The cosolvent (water) greatly affects the properties, energy usage, and environmental impact in the study of using aqueous DES (choline chloride/urea, ChCl/Urea) solution for CO2 separation from biogas, and this aqueous ChCl/Urea with 50 wt.% water shows the lowest energy usage and environmental impact. Compared to three other conventional physical solvents, aqueous ChCl/Urea achieves the lowest cost and energy usage in the scenario of building up a new process for CO2 separation. At the same time, aqueous ChCl/Urea shows the second-lowest cost and energy usage in the scenario of retrofitting an existing process. The solvent properties, including CO2 solubility, selectivity, and viscosity, are the three key properties in developing novel physical solvents for CO2 separation.
The investigation of a series of novel N-alkyl-N-methylmorpholinium-based ILs with acetate as counterpart anion for CO2 separation shows that their CO2 solubilities increase with the increase of alkyl chain length in the cation, even in their aqueous solutions. The use of this novel aqueous N-butyl-N-methylmorpholinium acetate IL solution for CO2 separation from biogas shows the lowest energy usage and the smallest equipment size compared to other conventional physical solvents. The water acting as a cosolvent decreases the viscosity significantly, leading to a comparable mass transfer rate to the low viscous solvent. The modified process using this novel aqueous IL exhibits a 24.7% lower cost than the original water scrubbing. A new solvent screening index linking solvent properties and the cost is further formulated, providing a fast and quantitative criterion to screen solvent for CO2 separation from biogas, free from the steps of process simulation and cost estimation.
The hybrid solvents formed by IL (1-butyl-3-methylimidazolium acetate) and cosolvents were investigated in CO2 capture from post-combustion flue gas and compared with the amine-based process. The techno-economic analysis of the new IL-based process integrated with waste heat recovery, when the CO2 capture rate is 90% and the CO2 purity in the recovered gas reaches 94%, shows that, compared with the aqueous amine solution, this new process exhibits a 45% decrease in utility cost and a 10% reduction in the total CO2 capture cost.

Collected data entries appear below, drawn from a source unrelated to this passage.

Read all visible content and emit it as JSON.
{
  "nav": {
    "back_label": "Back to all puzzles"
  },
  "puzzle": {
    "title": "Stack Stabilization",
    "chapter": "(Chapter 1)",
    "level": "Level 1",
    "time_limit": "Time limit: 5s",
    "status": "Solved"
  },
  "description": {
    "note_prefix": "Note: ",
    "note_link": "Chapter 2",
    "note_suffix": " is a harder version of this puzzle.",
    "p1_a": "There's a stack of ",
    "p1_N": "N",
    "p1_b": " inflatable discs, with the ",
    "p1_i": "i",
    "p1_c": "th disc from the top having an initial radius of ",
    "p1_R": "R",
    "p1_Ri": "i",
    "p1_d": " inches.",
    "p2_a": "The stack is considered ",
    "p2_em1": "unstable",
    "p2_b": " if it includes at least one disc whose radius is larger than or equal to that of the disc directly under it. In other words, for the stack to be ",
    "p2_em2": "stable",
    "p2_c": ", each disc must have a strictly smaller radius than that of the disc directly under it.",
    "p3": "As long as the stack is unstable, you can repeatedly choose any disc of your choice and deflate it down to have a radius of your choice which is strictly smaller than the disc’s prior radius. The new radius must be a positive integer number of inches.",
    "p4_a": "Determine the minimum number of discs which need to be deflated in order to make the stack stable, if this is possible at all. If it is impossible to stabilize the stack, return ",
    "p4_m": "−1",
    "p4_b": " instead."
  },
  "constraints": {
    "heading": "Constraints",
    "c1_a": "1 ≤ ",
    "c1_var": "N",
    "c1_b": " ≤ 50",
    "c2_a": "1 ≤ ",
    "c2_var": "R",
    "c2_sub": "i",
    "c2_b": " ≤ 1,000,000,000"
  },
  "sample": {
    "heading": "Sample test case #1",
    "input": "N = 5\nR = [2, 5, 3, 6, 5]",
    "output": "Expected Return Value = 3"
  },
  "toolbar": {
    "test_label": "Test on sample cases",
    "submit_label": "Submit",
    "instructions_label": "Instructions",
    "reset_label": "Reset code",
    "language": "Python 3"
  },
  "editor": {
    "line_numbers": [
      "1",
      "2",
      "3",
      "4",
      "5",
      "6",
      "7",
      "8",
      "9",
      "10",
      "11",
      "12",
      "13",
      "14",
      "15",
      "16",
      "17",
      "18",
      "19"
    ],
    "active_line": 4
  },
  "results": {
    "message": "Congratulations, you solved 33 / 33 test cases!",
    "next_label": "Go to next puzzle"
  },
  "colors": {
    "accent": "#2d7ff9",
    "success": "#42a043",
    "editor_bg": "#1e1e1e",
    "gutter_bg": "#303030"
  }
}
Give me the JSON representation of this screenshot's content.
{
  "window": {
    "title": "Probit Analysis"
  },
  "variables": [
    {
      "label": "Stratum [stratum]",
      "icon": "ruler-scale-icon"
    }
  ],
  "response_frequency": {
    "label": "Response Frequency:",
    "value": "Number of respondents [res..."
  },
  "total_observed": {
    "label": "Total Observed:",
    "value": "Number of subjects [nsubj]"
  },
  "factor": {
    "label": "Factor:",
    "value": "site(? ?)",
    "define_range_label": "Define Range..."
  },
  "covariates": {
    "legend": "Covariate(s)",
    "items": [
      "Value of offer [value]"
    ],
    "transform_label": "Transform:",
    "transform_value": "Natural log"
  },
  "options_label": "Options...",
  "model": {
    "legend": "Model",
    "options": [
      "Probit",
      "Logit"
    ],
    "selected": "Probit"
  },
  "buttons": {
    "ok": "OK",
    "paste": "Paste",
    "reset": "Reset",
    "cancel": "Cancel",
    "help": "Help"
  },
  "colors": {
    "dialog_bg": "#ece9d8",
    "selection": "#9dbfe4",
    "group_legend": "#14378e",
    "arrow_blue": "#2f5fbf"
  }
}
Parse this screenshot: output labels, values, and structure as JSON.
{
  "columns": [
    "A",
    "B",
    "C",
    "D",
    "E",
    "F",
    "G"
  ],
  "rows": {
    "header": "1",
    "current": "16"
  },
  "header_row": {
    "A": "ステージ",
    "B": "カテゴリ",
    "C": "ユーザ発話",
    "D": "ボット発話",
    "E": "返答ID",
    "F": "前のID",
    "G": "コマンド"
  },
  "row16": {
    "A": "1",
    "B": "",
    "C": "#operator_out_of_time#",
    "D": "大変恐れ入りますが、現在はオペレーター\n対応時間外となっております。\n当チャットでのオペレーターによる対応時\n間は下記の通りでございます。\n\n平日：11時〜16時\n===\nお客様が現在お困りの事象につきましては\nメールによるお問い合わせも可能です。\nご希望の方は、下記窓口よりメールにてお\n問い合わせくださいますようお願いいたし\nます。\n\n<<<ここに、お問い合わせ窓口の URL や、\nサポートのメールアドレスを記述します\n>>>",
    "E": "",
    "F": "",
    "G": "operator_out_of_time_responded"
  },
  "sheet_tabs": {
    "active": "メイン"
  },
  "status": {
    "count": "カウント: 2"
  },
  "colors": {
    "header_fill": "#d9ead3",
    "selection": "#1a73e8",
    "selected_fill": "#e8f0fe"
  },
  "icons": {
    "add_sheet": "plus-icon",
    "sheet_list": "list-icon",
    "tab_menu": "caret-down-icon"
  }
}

In the model development, the model based on excess Gibbs free energy was developed to describe the macro properties of IL-H2O systems (enthalpy of mixing, osmotic coefficient) and interpret their microstructures (real ionic strength, IL-dissociation, ionic hydration). This study clarifies the role of association and hydration in model development. The model reflecting the intrinsic mechanism of dissociation and hydration competition gives the best modeling results, and the predicted real ionic strength can be used to reliably estimate the electrical conductivities.